A huge interactive aquarium with 1,200 animals will open at the Galleria mall this summer, unless a lawsuit gets in the way.
A suit filed last week by PETA, the Animal Rights Foundation of Florida and local activist Ana Campos accuses Fort Lauderdale of breaking its own rules by giving SeaQuest Aquarium a permit.
SeaQuest got its permit in February after telling Fort Lauderdale the interactive attraction with its 1,200 sea creatures, birds and reptiles would be more like a museum. The aquarium is expected to open in a shuttered Lord & Taylor store at the mall as soon as July.
The lawsuit, filed in Broward Circuit Court on March 6, argues that SeaQuest rebranded itself as a museum on paper because city zoning laws prohibit an aquarium from operating inside the mall.
Campos ridiculed SeaQuest’s claim.
“It’s literally a petting zoo in a shopping mall,” she said. “At the end of the day, Seaquest will never be confused for a museum.
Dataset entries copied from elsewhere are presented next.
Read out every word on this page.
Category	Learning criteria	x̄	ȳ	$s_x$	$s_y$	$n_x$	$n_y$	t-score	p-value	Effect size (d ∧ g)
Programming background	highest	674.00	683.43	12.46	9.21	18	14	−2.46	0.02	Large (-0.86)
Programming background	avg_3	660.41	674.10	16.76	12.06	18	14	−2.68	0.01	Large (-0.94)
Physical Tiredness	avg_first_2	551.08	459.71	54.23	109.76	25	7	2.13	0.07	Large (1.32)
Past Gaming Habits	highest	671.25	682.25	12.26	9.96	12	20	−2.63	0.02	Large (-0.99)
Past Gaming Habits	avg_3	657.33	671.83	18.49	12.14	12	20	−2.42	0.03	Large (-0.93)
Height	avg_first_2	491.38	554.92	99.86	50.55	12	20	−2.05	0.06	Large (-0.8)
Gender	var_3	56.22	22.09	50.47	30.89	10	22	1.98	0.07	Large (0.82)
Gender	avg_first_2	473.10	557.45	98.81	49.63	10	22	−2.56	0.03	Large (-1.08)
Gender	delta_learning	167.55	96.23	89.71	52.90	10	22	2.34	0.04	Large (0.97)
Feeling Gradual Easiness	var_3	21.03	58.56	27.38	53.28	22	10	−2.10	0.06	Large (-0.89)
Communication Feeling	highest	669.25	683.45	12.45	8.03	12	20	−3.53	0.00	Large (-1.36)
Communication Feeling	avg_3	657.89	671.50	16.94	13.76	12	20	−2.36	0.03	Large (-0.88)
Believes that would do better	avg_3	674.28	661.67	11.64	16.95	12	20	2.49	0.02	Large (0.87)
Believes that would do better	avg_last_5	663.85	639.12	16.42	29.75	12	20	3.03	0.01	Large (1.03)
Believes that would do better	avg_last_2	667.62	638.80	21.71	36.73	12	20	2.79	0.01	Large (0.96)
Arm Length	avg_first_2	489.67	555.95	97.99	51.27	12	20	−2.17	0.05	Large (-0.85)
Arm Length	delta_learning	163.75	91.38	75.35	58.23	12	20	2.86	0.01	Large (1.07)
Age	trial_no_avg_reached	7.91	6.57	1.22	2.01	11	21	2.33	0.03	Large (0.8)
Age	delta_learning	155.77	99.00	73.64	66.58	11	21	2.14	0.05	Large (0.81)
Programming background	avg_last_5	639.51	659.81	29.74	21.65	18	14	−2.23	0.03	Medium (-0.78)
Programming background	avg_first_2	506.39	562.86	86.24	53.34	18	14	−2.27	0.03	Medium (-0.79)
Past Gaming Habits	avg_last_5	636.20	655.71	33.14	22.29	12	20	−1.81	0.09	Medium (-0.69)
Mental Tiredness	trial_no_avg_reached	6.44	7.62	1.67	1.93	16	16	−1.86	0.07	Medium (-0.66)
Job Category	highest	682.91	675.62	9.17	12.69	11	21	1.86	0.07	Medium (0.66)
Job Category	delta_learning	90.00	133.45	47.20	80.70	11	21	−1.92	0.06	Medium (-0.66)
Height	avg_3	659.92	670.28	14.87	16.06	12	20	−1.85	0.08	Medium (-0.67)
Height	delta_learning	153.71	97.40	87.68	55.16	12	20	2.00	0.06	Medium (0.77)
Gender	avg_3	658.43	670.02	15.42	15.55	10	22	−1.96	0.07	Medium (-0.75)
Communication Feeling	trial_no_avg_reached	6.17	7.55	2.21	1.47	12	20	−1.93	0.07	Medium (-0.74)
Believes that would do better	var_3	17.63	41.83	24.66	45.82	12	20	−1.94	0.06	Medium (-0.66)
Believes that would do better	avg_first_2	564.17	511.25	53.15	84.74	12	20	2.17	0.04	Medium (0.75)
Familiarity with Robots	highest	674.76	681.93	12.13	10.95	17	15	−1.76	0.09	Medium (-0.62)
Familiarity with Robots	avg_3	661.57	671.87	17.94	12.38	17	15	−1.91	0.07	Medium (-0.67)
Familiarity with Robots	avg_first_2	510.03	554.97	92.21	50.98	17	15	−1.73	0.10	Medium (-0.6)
They’re trying to get around the city’s zoning laws. If a strip club said they were a bookstore maybe [the city] would have approved that too.”
Fort Lauderdale has not yet been served with the lawsuit, but Mayor Dean Trantalis said he and the city attorney have seen it.
“They want a judge to review the law and determine whether or not staff applied the facts of the case to the zoning we have,” he said.